TIL About One Strange Behavior of jQuery

I was working on enabling and disabling buttons in JavaScript using jQuery method .prop. And I noticed this : $('.someBtnClass').prop('disabled', 'true'); works (to diable), but $('.someBtnClass').prop('disabled', 'false'); doesn’t work (to enable). One has to use false without any quotes like this $('.someBtnClass').prop('disabled', false); then it works. (I have also tried double quotes "false", that also doesn’t work).

Moral of the story: Such asymmetries create confusion. I wondered what the hell was wrong, even though everything seemed right. If quotes worked with true, it should have worked with false too. Or it shouldn’t have worked with both of them.

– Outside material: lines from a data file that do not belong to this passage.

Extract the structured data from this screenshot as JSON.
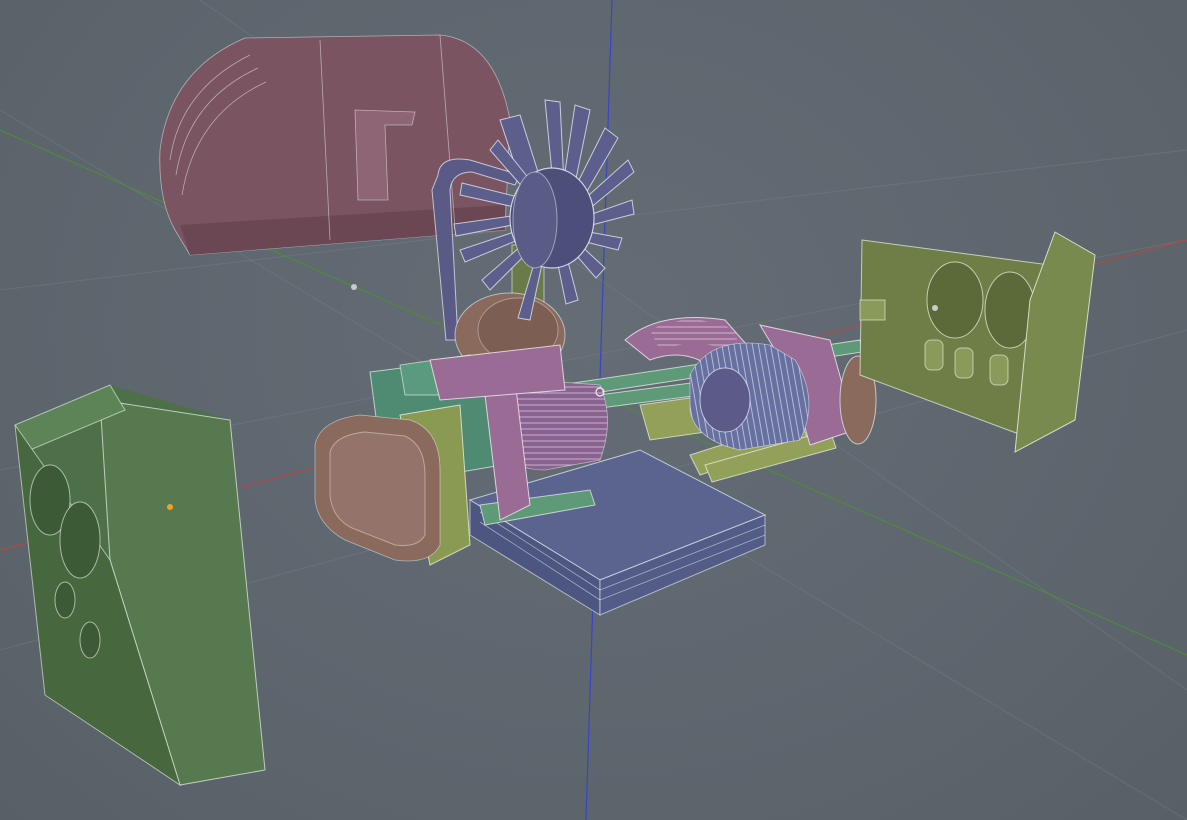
{
  "viewport": {
    "background": "#5f6770",
    "axes": {
      "x_color": "#b04848",
      "y_color": "#4e8a3c",
      "z_color": "#3a44c8"
    },
    "origin_color": "#f2a12c"
  },
  "objects": [
    {
      "name": "rear-cover-piece",
      "color": "#7a5561"
    },
    {
      "name": "cooling-fan",
      "color": "#4d4f7a"
    },
    {
      "name": "fan-belt",
      "color": "#5a5a86"
    },
    {
      "name": "engine-block",
      "color": "#8f5f80"
    },
    {
      "name": "exhaust-cover",
      "color": "#8a6a5c"
    },
    {
      "name": "oil-pan",
      "color": "#56608a"
    },
    {
      "name": "left-gauge-panel",
      "color": "#4e7048"
    },
    {
      "name": "right-gauge-panel",
      "color": "#788a4e"
    }
  ]
}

Did you look at the source code for jQuery?

I always try when something odd like that occurs so I can see what may be happening. So I looked into this one and … it actually isn’t jQuery’s fault.

I stepped through jQuery’s code and, in the end, it does a simple elem[ name ] = value; assignment, which translates to:

elem.disabled = 'false';

So I tried that in the scratchpad for Firefox and it wouldn’t accept that. It will however, accept:

   elem.disabled = true;
   elem.disabled = 'true';
   elem.disabled = false;

Which bears out what you found.

So, it’s a browser issue, not specifically a jQuery issue.

Just out of curiosity, what browser are you using? I’m on FF 51 Beta 10.

Regards,
Micheal

1 Like

Any truthy value (e.g. "false") will result in the element being disabled. Only setting it to false will remove the disabled property.

2 Likes

Very good point! Truthy-ness coming to bite you in the a**. :slight_smile:

Hey, thanks for the reply. Hmm, so it’s a browser’s fault. I am using Chrome version 55.0.2883.87 m (64-bit).

I am just at a beginner’s level in coding, so I don’t think I would understand much of it by looking into the source code. Though I will try it. :slight_smile:

And yeah I got it. 'false' is a string, which is truthy.